21

4.5K 573 194
                                    

Sizlerin kahramanlar için yazdığınız yorumları zevkle okuyorum, lütfen yorum yapmaktan çekinmeyin :)

---

17 Haziran 1962, Pazar

Orakları bedenlerinin birer parçasıymış gibi hareket ettiren köylüler, rutine bağlamış hızlarıyla bir yandan Kenan Süreyya'nın neredeyse bir haftadır def'aten duyduğu ve hatta bir kaç nakaratta eşlik ettiği türküyü hep bir ağızdan söylüyor, diğer yandan da ekinleri avuçlayıp biçiyorlardı. Güneşin altında alınlarından birikip çenelerine değin akarak burun uçlarından tarlaya bir tohum misali dökülen terlere kimse aldırmıyordu. Bu kusursuz işleyiş mekanik bir aleti anımsatıyordu. Mekanik ancak maneviyattan kopup hakikate nüksetmiş bir gayret.

Ali İhsan'ın nezaretinde elindeki orağın kuvvetini aşmasına müsaade etmeden iki büklüm buğday saplarına sarılıp onları koparan Kenan Süreyya, mekaniğe yazan köylülere hala yetişmekte zorlanıyordu. Yetişmek için elinden geldiğince çabalıyor ancak daha gün ortası olmasına rağmen yavaş yavaş bel ağrısından ve omuz çekilmesinden nasibini alıyordu.

Fakat işe kendini tamamen verebildiği söylenemezdi. Günlerdir, zihnin duvarlarına çarpıp dağılan fakat ardından tekrar toparlanıp yeniden oynayan malum sahneyle mücadele ediyordu.

"Tekrar ayrılacağız."

"Tekrar onsuzluğu tadacağım."

"Düne kadar yaşadığım sevgi açlığına, Ali İhsan'ın gönülden samimiyetine rağmen o benden uzaklaşacak ve ben yine İstanbul'un sokaklarına terk edileceğim."

"Kaç günüm var ki... Daha kaç gün daha burada kalabilirim?... Önünde sonunda..."

"Sayılı gün..."

Günleri saymak istemiyordu fakat neredeyse bir haftadır buradaydı ve misafirliği artık sona ermeliydi, adab-ı muaşeret bunu gerektiriyordu.

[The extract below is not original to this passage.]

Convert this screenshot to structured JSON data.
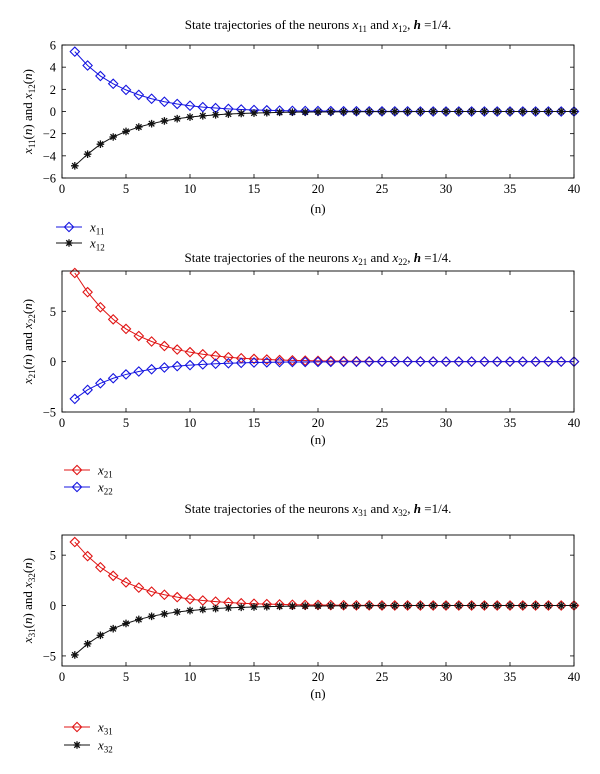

Halbuki ömür boyu sevdiğinin yamacında, ona bakarak yaşamak isteyen Kenan Süreyya'nın aşkından habersizdi kanun koyucular. Alnından biriken terlere gözyaşları karışıyordu ancak Ali İhsan bunu fark edemiyordu.

- Kan ter içinde kaldın, yavaş cano!

Ali İhsan'a bakamıyordu. Başını sallıyordu. İçi kan ağlıyordu.

"Nasıl dayanacağım buna. O hasrete bir kere dayandım, onun bu sıcaklığını tekrar içtikten sonra nasıl ayrılacağım!"

"Çağıramam yanıma onu, nasıl zalim olabilirim! Onu nasıl kendi vicdanına karşı çıkmaya zorlayabilirim. Heyhat, tecrübesini de edindim ya bunun!"

Güneş tam tepedeyken yemek molası verilmişti. Tarladan binek kafilesine doğru iç göç yaşanıyordu.

- Kendini biraz daha bu kadar paralarsan akşama sağ çıkamazsın. Melahat abla da beni paralar sonra!

- Asiye'nin şifalı ayakları var, korkma!

Kenan Süreyya sırtındaki yazmayla yüzünü kurularken Ali ihsan yarım gözle etrafından geçen insanları kolaçan ediyor ve gülümsüyordu. Arkada kaldıklarında sevdiğinin koluna girdi:

- Ya ben? Benim ellerim şifalı değil mi?

- Senin her bir yerin şifalı Kürdoğlu.

"Şu başağı yaratan Tanrı, yol göster bana!"

Koca bir zeytin ağacının gölgesinin altına serilmiş yer sofrasının üzerine akşamdan pişirilmiş gözlemeler ile az önce hazırlanan çoban salatası dizilmişti. Kenan Süreyya, testilerdeki ayranı taslara dökerken Berfin'in iki parmağını sardığını fark etti.